Scarlett Johanssen plays the loyal and affectionate younger sister, Mary, used as a honey trap to charm the king and gain power for her family. Reluctant at first, she seems cast as unwilling whore but this fictional representation portrays Henry VIII and Mary Boleyn as tender lovers.

Henry (Eric Bana) is shown to be capricious and easily bewitched by Anne although her power appears fleeting. Natalie Portman plays the scheming Anne, maturing from cocky, arch young girl to challenging temptress, before she loses her hold over him, and her descent into terrified desperation is effective and gripping.

History has taught that Henry was under great pressure from his Council to provide England with a male heir, making him something of a stud bull, which is as disgusting as his usage of the poor cows he is under duress to impregnate. It may be romantically nostalgic to suggest he and Mary had true love and trust when his record as a fickle, wife murdering syphilitic ruin is plain. Had he genuinely sired a bastard son, born of Mary, it would have fulfilled his obligation to England and allowed him to return to his sport and hunting but, historically, did he really? Or was Mary's son fathered by some other court member?

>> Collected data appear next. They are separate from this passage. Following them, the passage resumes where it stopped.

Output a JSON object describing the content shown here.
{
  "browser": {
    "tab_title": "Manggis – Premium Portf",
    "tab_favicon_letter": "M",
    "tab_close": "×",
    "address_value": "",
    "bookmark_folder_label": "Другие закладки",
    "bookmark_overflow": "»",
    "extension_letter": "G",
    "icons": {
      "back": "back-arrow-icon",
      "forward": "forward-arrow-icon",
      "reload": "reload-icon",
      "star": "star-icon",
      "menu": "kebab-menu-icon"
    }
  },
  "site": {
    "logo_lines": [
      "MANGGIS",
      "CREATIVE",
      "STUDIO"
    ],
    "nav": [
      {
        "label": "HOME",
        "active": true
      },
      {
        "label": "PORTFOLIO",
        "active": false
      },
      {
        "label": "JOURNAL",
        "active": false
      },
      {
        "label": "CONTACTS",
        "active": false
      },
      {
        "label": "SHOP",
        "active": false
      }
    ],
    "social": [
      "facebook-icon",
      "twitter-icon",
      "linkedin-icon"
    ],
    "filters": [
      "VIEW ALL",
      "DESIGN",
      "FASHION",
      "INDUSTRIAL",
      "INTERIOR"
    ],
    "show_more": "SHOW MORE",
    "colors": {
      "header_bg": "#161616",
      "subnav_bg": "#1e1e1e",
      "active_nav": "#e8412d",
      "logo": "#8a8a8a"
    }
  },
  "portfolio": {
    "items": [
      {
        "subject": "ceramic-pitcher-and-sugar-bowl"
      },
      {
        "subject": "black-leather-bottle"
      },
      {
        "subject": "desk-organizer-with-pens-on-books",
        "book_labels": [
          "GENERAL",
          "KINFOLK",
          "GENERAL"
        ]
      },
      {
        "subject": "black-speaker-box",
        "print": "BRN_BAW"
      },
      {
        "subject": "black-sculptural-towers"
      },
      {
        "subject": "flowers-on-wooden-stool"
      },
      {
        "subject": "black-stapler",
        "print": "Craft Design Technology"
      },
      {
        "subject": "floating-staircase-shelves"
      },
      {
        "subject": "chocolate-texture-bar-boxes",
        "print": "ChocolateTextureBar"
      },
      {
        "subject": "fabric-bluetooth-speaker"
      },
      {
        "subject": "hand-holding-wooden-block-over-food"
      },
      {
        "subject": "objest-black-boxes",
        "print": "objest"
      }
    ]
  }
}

The Other Boleyn Girl focuses on the period in Henry’s life when he was physically attractive to women, before he divided the country and massacred thousands of monks, and it is an exquisitely beautiful film. Screenwriter Peter Morgan’s adaptation of Philippa Gregory’s novel revitalizes a dramatic period in English history, shows the opulence, ambition and deceptions of Court life, and this film is as sumptuous as the velvets, fur and jewels which adorn the cast.